Total for These 46.4% 19.8% 15.2%
OLEDB 25.9% 72% 77.4%

As you can see, the OLEDB wait has increased quite a bit over this time period. That’s because of the decrease in CXPACKET and PAGEIOLATCH waits in comparison. OLEDB is next on the list, and refers to our database waiting on other databases to give it information or other databases waiting on our database to be ready to accept more data.

DETAILS:

Within the last week, I’ve been researching and working on the performance issues we sometimes experience in our database. What I found when examining the history on various waits was that we had a couple things holding us up: CXPACKET and PAGEIOLATCH_ waits were much higher than they should be. We also had very high Average Disk Queue Length rates and high number of Context Switches/second.

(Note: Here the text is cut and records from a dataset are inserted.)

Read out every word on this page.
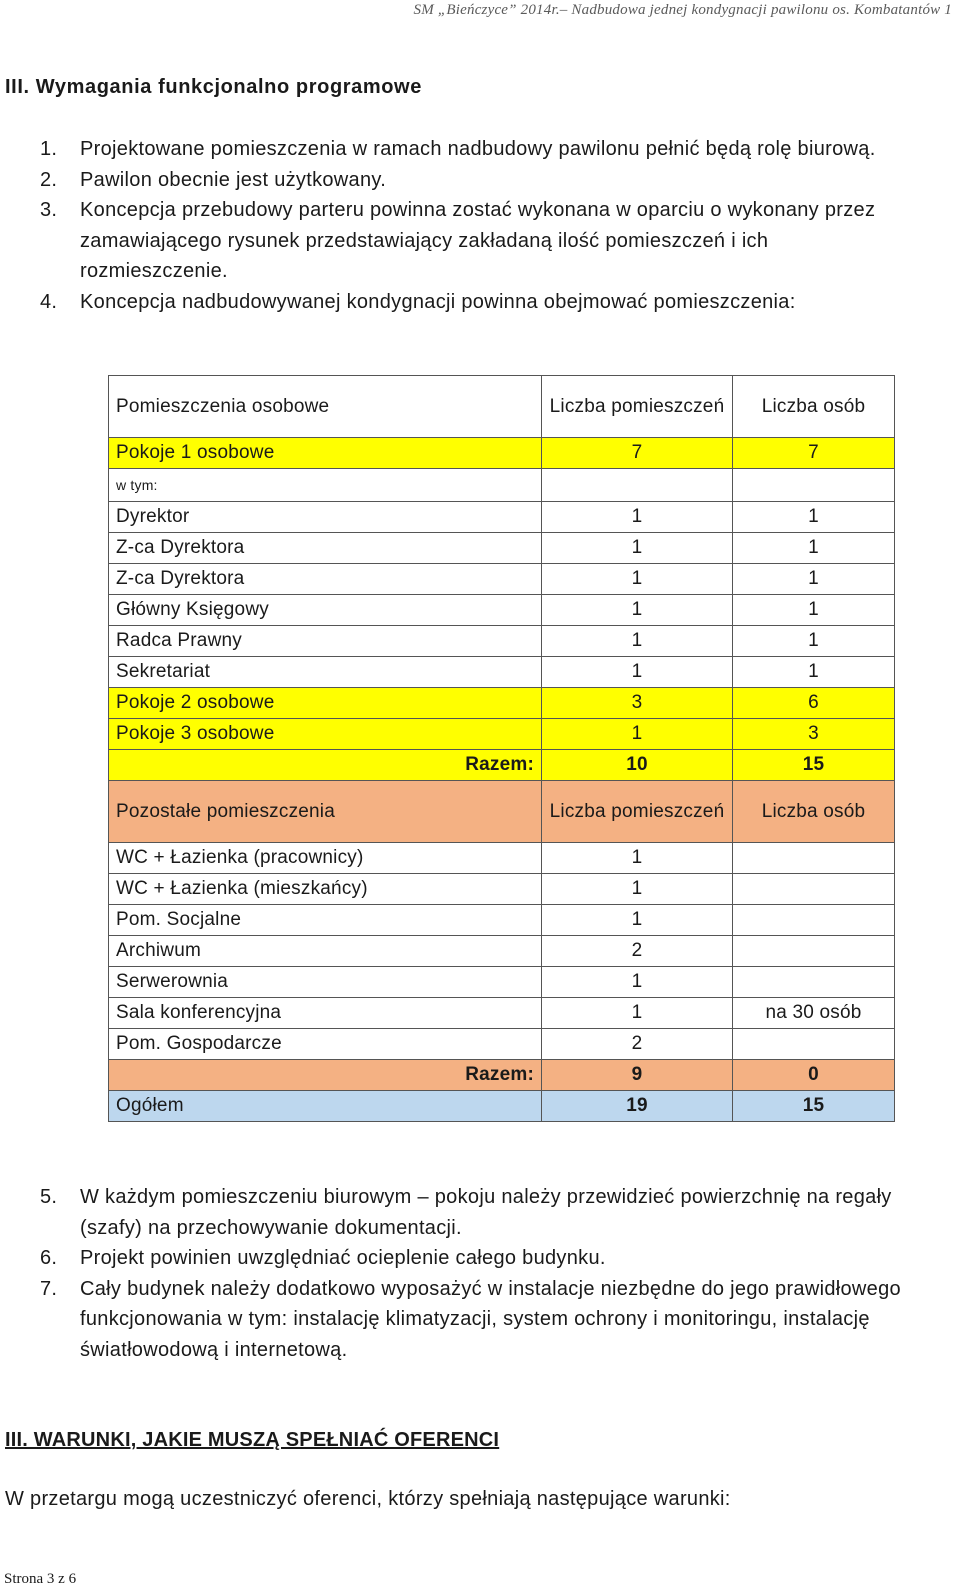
SM „Bieńczyce” 2014r.– Nadbudowa jednej kondygnacji pawilonu os. Kombatantów 1
III. Wymagania funkcjonalno programowe
1. Projektowane pomieszczenia w ramach nadbudowy pawilonu pełnić będą rolę biurową.
2. Pawilon obecnie jest użytkowany.
3. Koncepcja przebudowy parteru powinna zostać wykonana w oparciu o wykonany przez zamawiającego rysunek przedstawiający zakładaną ilość pomieszczeń i ich rozmieszczenie.
4. Koncepcja nadbudowywanej kondygnacji powinna obejmować pomieszczenia:
Pomieszczenia osobowe	Liczba pomieszczeń	Liczba osób
Pokoje 1 osobowe	7	7
w tym:		
Dyrektor	1	1
Z-ca Dyrektora	1	1
Z-ca Dyrektora	1	1
Główny Księgowy	1	1
Radca Prawny	1	1
Sekretariat	1	1
Pokoje 2 osobowe	3	6
Pokoje 3 osobowe	1	3
Razem:	10	15
Pozostałe pomieszczenia	Liczba pomieszczeń	Liczba osób
WC + Łazienka (pracownicy)	1	
WC + Łazienka (mieszkańcy)	1	
Pom. Socjalne	1	
Archiwum	2	
Serwerownia	1	
Sala konferencyjna	1	na 30 osób
Pom. Gospodarcze	2	
Razem:	9	0
Ogółem	19	15
5. W każdym pomieszczeniu biurowym – pokoju należy przewidzieć powierzchnię na regały (szafy) na przechowywanie dokumentacji.
6. Projekt powinien uwzględniać ocieplenie całego budynku.
7. Cały budynek należy dodatkowo wyposażyć w instalacje niezbędne do jego prawidłowego funkcjonowania w tym: instalację klimatyzacji, system ochrony i monitoringu, instalację światłowodową i internetową.
III. WARUNKI, JAKIE MUSZĄ SPEŁNIAĆ OFERENCI
W przetargu mogą uczestniczyć oferenci, którzy spełniają następujące warunki:
Strona 3 z 6
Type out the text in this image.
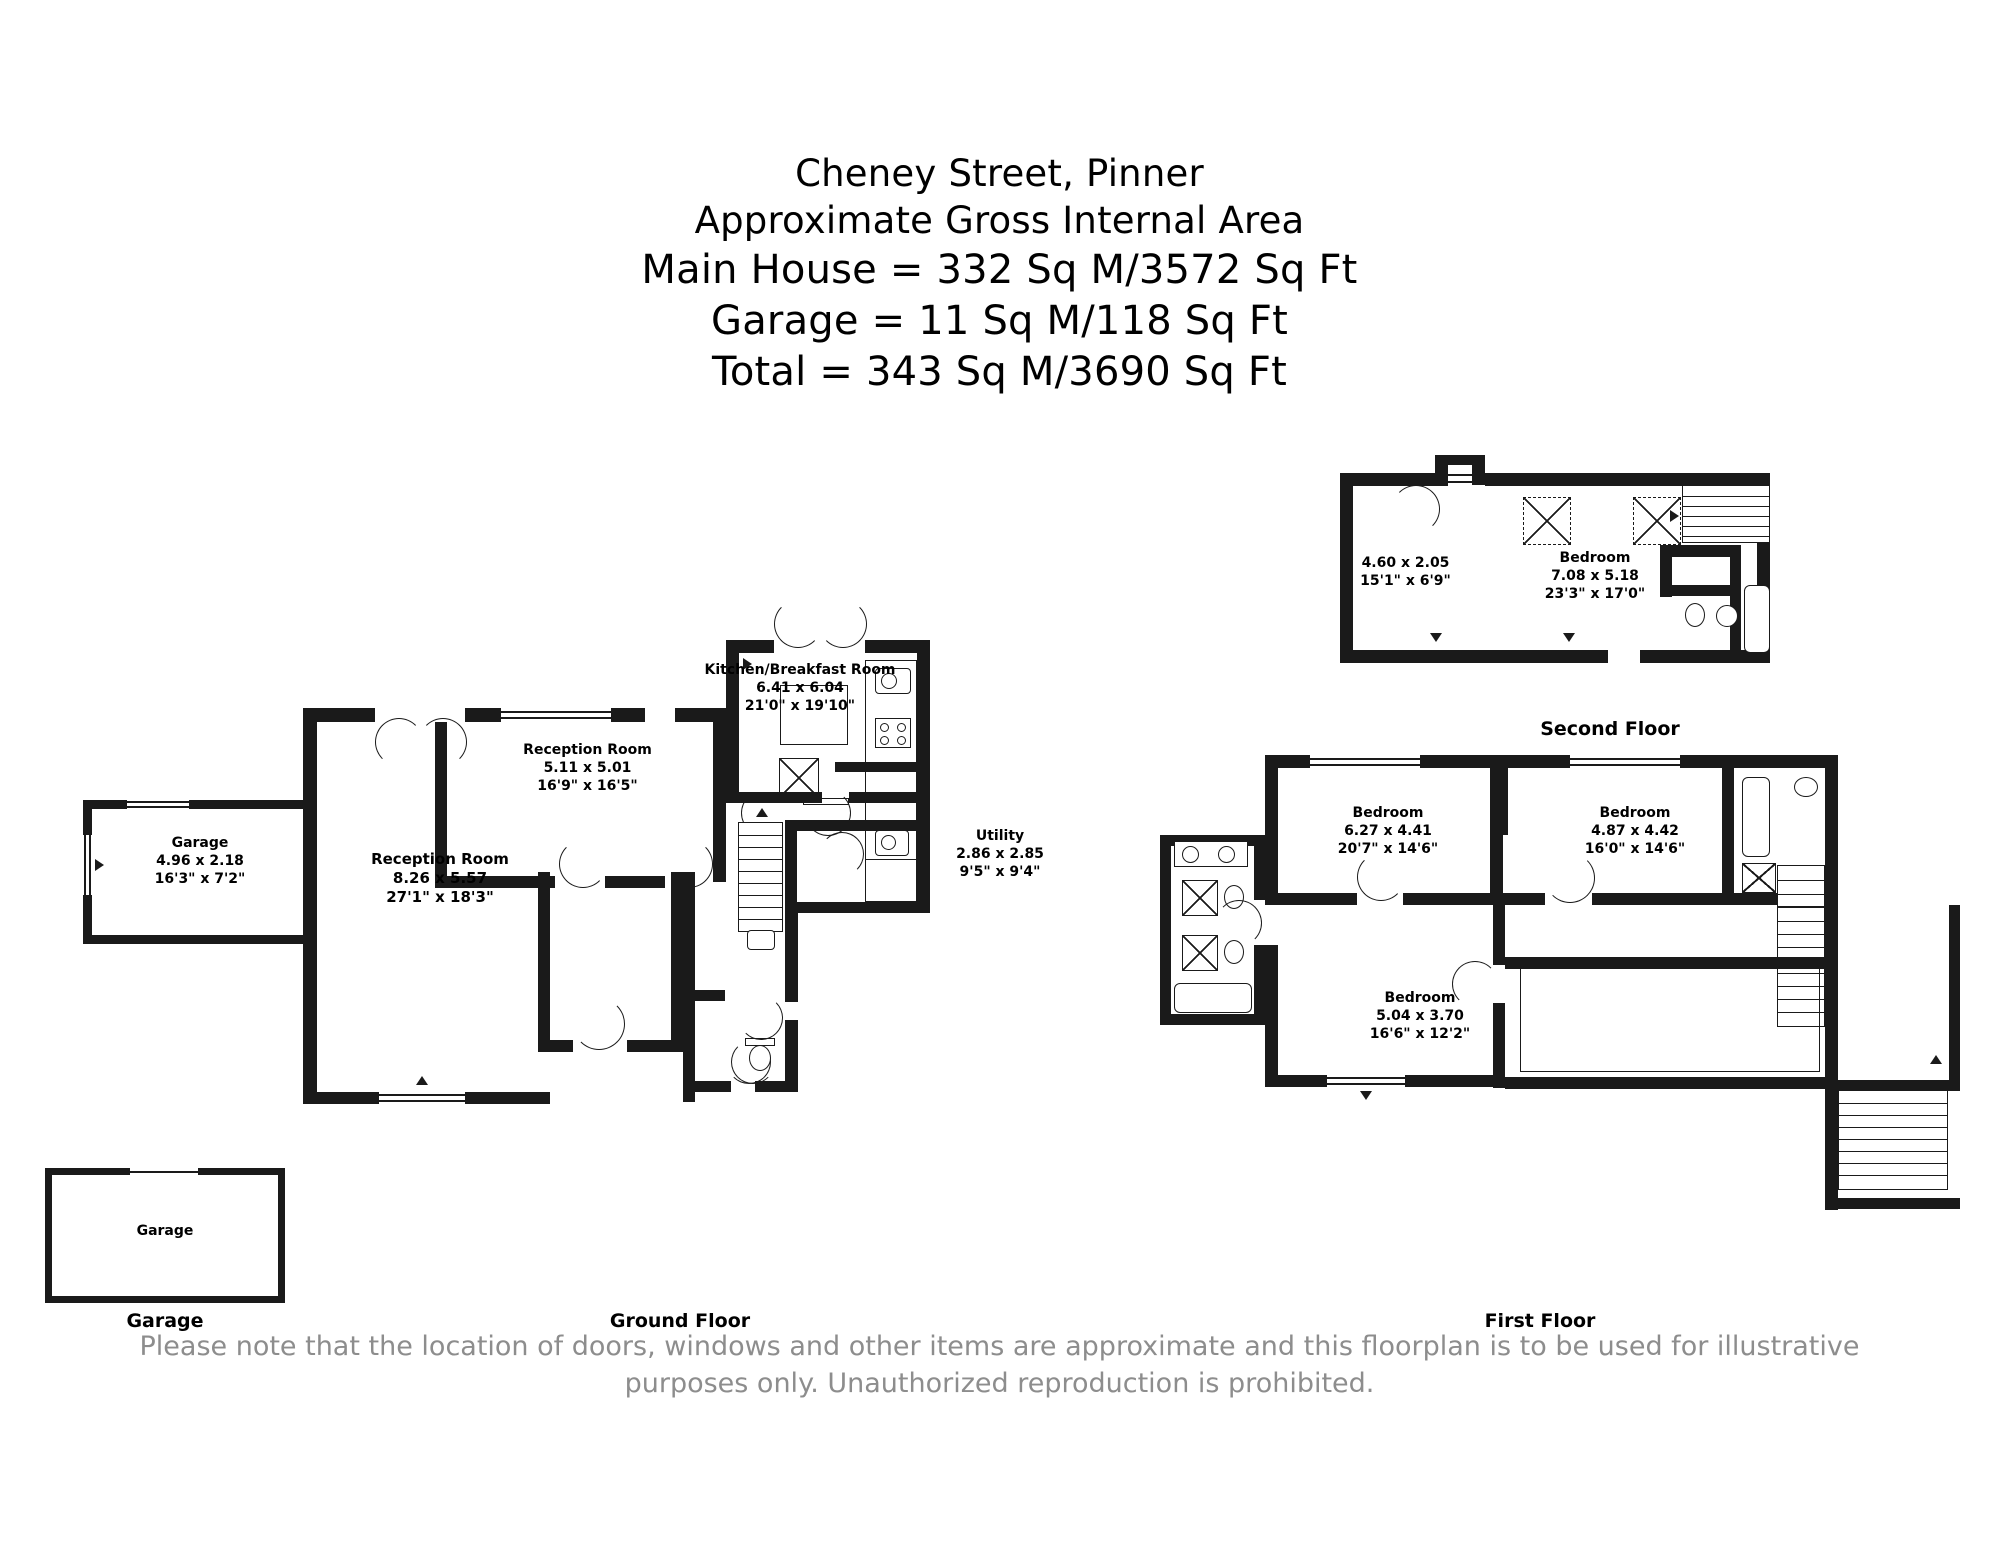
Cheney Street, Pinner
Approximate Gross Internal Area
Main House = 332 Sq M/3572 Sq Ft
Garage = 11 Sq M/118 Sq Ft
Total = 343 Sq M/3690 Sq Ft
Garage
Garage
Garage
4.96 x 2.18
16'3" x 7'2"
Kitchen/Breakfast Room
6.41 x 6.04
21'0" x 19'10"
Reception Room
8.26 x 5.57
27'1" x 18'3"
Reception Room
5.11 x 5.01
16'9" x 16'5"
Utility
2.86 x 2.85
9'5" x 9'4"
Ground Floor
Bedroom
6.27 x 4.41
20'7" x 14'6"
Bedroom
4.87 x 4.42
16'0" x 14'6"
Bedroom
5.04 x 3.70
16'6" x 12'2"
First Floor
4.60 x 2.05
15'1" x 6'9"
Bedroom
7.08 x 5.18
23'3" x 17'0"
Second Floor
Please note that the location of doors, windows and other items are approximate and this floorplan is to be used for illustrative
purposes only. Unauthorized reproduction is prohibited.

CXPACKET:  These waittypes are all involved in parallel query execution. These waittypes indicate that the SPID is waiting on a parallel process to complete or start.

Context Switches/Second: The average rate per second at which context switches among threads on the computer. High activity rates can result from inefficient hardware or poorly designed applications.

PAGEIOLATCH_: Occurs when a task is waiting on a latch for a buffer that is in an I/O request. The latch request is in Shared mode. Long waits may indicate problems with the disk subsystem.

Average Disk Queue Length:  The average number of write requests that were queued for the selected disk during the sample interval. High disk queue length are caused by a lot of insert/update activity, as well as reindexing or anything else that changes database objects.

CXPACKET:

The first issue I’ve tackled has been the CXPACKET waits. When CXPACKET rates are high and Context Switches/Second are high, it means that queries are trying to take all of the processing resources they can get their hands on for use in parallel processing, and the system is giving each request everything she’s got. The system context will break apart threads and send it to various processors for work (we have 4), work on them a bit, and switch the threads around again and keep chugging. If other queries are waiting, it will try to throw them into the mix, too, but they have to (CXPACKET) wait in line to get broke apart and thrown to the various CPUs as they are freed up. This type of parallel processing seems very good on the surface, but in a system that is more OLTP (like ours), this causes traffic jams, leading to waits that are felt by people on the other end looking for data to pop up.

To address this, I’ve changed the server settings for parallel processing and set maximum degrees of parallelism for certain queries. Limiting parallel processing improves performance.

SERVER:

Our Max Degree of Parallelism setting on the server was set to 0 (unlimited). This means that any query for which a certain time threshold is expected in its plan can grab as much parallel processes to get things done as it thinks it needs. This setting has been changed to 2 (we have 4 processors). Allowing some degree of parallelism allows for faster indexing, etc, but limiting it to 2 has allowed two processors to stay freed up for other things.

The default Cost Threshold for Parallelism was set to 5. This setting refers to the amount of time expected by an execution plan that, when exceeded, calls for parallel processing. This setting has been changed to 80. This is kind of high, but we have other inefficiencies that require it. This setting allows us to keep the max degree of parallelism set to 2 while limiting the number of queries that will actually use that parallelism.

QUERIES:

I have added at the end of certain queries, below the ORDER BY statement, the following option:

SELECT FIELD
FROM TABLE
WHERE FIELD=VALUE
OPTION (MAXDOP 1) –<–That’s the option

This query hint specifies for the query that the Maximum Degree of Parallelism (MAXDOP) is set to 1. This option can be used for SELECT, UPDATE, DELETE, and INSERT statements. It overrides the server setting explained above. I’m watching performance to determine others that may need this option, as well.

PAGEIOLATCH:

PageIOLatch wait times have also decreased as a result of these changes. There is less contention and latches occuring during reads and writes, so these types of waits have decreased, as well. Our disk subsystem leaves a lot to be desired, but these changes have increased the efficiency with which I/O tasks operate.